Dans les soins hospitaliers et les aides à domicile, la pénurie de main-d’œuvre est déjà criante et elle devrait s’accentuer dans les prochaines années. «On ne pourra pas résoudre le problème en recrutant sur le marché du travail allemand», insiste Thomas Greiner, président de la Fédération des aides-soignants. Et de souligner l’urgence du problème en raison du vieillissement de la population: «Nous ne sommes pas les seuls à être confrontés à cette situation en Europe. Il faudra sans aucun doute recruter en Asie», dit-il.
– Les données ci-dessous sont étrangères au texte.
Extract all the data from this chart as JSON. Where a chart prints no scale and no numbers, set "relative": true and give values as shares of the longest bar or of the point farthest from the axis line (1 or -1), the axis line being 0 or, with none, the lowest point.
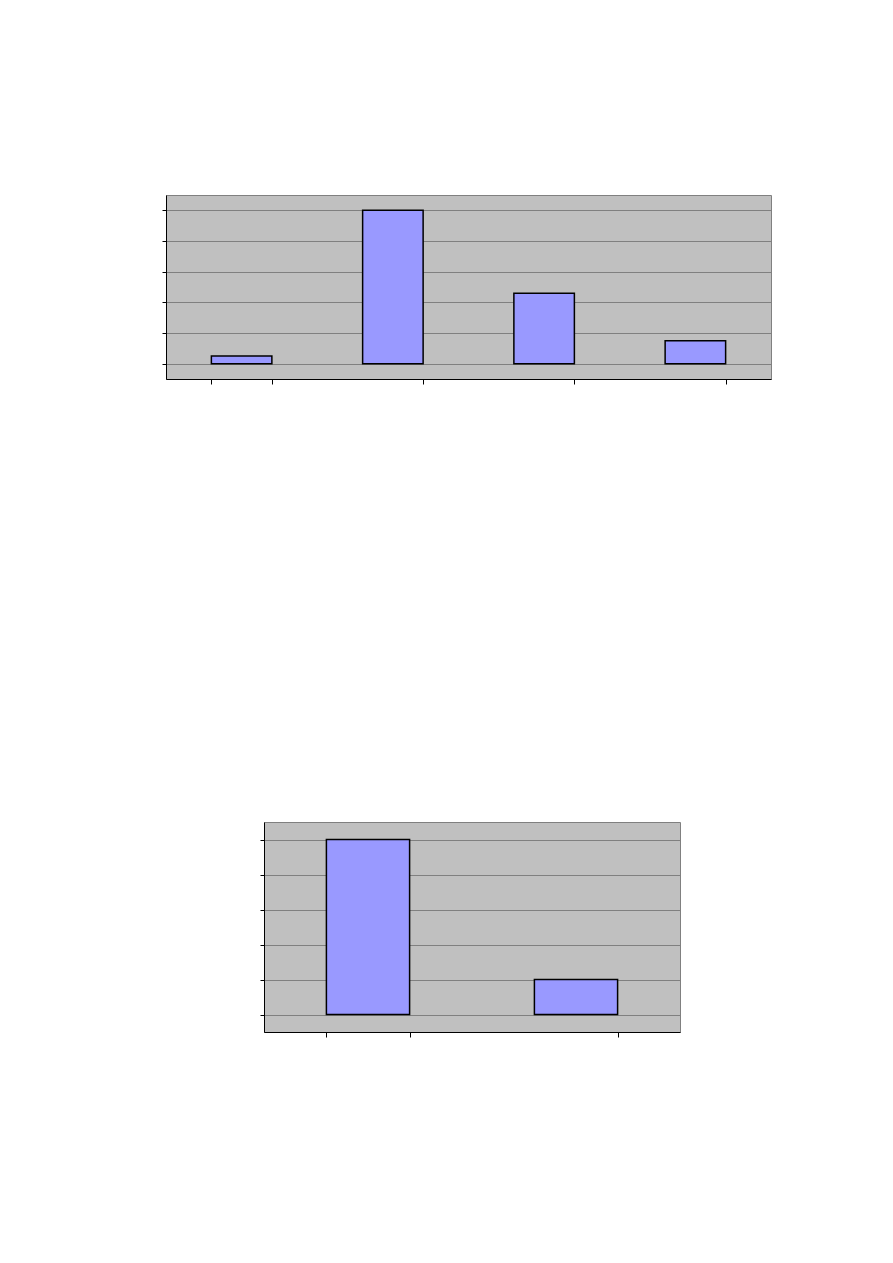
{
  "chart_data": [
    {
      "type": "bar",
      "relative": true,
      "categories": [
        null,
        null,
        null,
        null
      ],
      "values": [
        0.05,
        1,
        0.46,
        0.15
      ],
      "color": "#9999ff",
      "grid": "y",
      "tick_labels": false
    },
    {
      "type": "bar",
      "relative": true,
      "categories": [
        null,
        null
      ],
      "values": [
        1,
        0.2
      ],
      "color": "#9999ff",
      "grid": "y",
      "tick_labels": false
    }
  ]
}
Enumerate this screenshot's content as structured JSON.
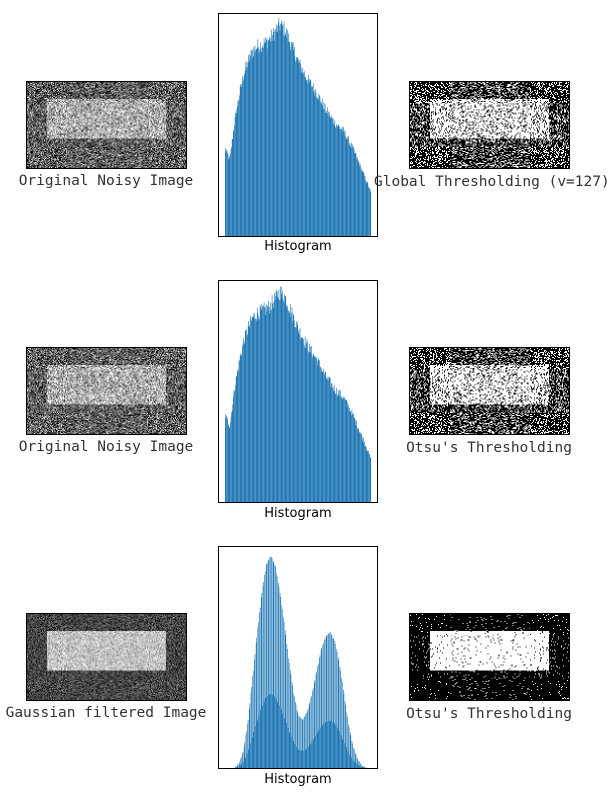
{
  "figure": {
    "rows": [
      {
        "left_caption": "Original Noisy Image",
        "hist_caption": "Histogram",
        "right_caption": "Global Thresholding (v=127)"
      },
      {
        "left_caption": "Original Noisy Image",
        "hist_caption": "Histogram",
        "right_caption": "Otsu's Thresholding"
      },
      {
        "left_caption": "Gaussian filtered Image",
        "hist_caption": "Histogram",
        "right_caption": "Otsu's Thresholding"
      }
    ]
  },
  "colors": {
    "bar": "#1f77b4",
    "axes": "#000000"
  },
  "chart_data": [
    {
      "type": "bar",
      "title": "",
      "xlabel": "Histogram",
      "ylabel": "",
      "xlim": [
        0,
        256
      ],
      "x": [
        0,
        8,
        16,
        24,
        32,
        40,
        48,
        56,
        64,
        72,
        80,
        88,
        96,
        104,
        112,
        120,
        128,
        136,
        144,
        152,
        160,
        168,
        176,
        184,
        192,
        200,
        208,
        216,
        224,
        232,
        240,
        248,
        255
      ],
      "values": [
        40,
        35,
        52,
        64,
        74,
        80,
        85,
        87,
        88,
        89,
        91,
        94,
        97,
        95,
        90,
        85,
        80,
        76,
        72,
        69,
        66,
        62,
        58,
        55,
        52,
        50,
        48,
        44,
        40,
        35,
        30,
        25,
        20
      ]
    },
    {
      "type": "bar",
      "title": "",
      "xlabel": "Histogram",
      "ylabel": "",
      "xlim": [
        0,
        256
      ],
      "x": [
        0,
        8,
        16,
        24,
        32,
        40,
        48,
        56,
        64,
        72,
        80,
        88,
        96,
        104,
        112,
        120,
        128,
        136,
        144,
        152,
        160,
        168,
        176,
        184,
        192,
        200,
        208,
        216,
        224,
        232,
        240,
        248,
        255
      ],
      "values": [
        40,
        35,
        52,
        64,
        74,
        80,
        85,
        87,
        88,
        89,
        91,
        94,
        97,
        95,
        90,
        85,
        80,
        76,
        72,
        69,
        66,
        62,
        58,
        55,
        52,
        50,
        48,
        44,
        40,
        35,
        30,
        25,
        20
      ]
    },
    {
      "type": "bar",
      "title": "",
      "xlabel": "Histogram",
      "ylabel": "",
      "xlim": [
        0,
        256
      ],
      "x": [
        0,
        8,
        16,
        24,
        32,
        40,
        48,
        56,
        64,
        72,
        80,
        88,
        96,
        104,
        112,
        120,
        128,
        136,
        144,
        152,
        160,
        168,
        176,
        184,
        192,
        200,
        208,
        216,
        224,
        232,
        240,
        248,
        255
      ],
      "values": [
        0,
        0,
        0,
        2,
        8,
        22,
        42,
        62,
        80,
        93,
        97,
        92,
        80,
        65,
        48,
        34,
        24,
        22,
        26,
        34,
        44,
        54,
        60,
        62,
        58,
        48,
        34,
        20,
        10,
        4,
        1,
        0,
        0
      ]
    }
  ]
}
Selon lui, l’Allemagne aura besoin de 300 000 aides-soignants dans les prochaines années, dont 77 000 personnels qualifiés.
Les ministres du gouvernement Merkel réclament maintenant un assouplissement du droit des étrangers. Ursula von der Leyen, la ministre du Travail (CDU), veut une loi pour faciliter leur entrée sur le territoire, «quelle que soit leur culture d’origine». La ministre libérale de la Justice, Sabine Leutheusser-Schnarrenberger (FDP), réclame une réforme pour éviter les expulsions d’enfants et d’adolescents bien intégrés. «Nous ne pouvons pas discuter d’une immigration contrôlée tout en expulsant ceux qui remplissent les conditions d’une intégration réussie», déplore-t-elle.
Quant à Maria Böhmer, la ministre d’Etat chargée de l’intégration, elle refuse les nouvelles sanctions contre les «réfractaires» réclamées par la droite réactionnaire. Elle veut un accès plus facile des Allemands d’origine étrangère dans les services publics, notamment dans la police et l’enseignement. Enfin, la ministre de la Famille, Kristina Schröder, a débloqué 400 millions d’euros pour les crèches afin d’aider les enfants d’origine étrangère à maîtriser la langue de Goethe avant leur scolarisation.
Pour la ministre de l’Education Annette Schavan (CDU), l’Allemagne doit absolument devenir «plus attractive» pour «attirer les talents du monde entier». Elle prépare un projet de loi permettant une plus large reconnaissance des diplômes étrangers. Plus de 300 000 étrangers pourraient en profiter, notamment dans le domaine de la santé et de l’éducation.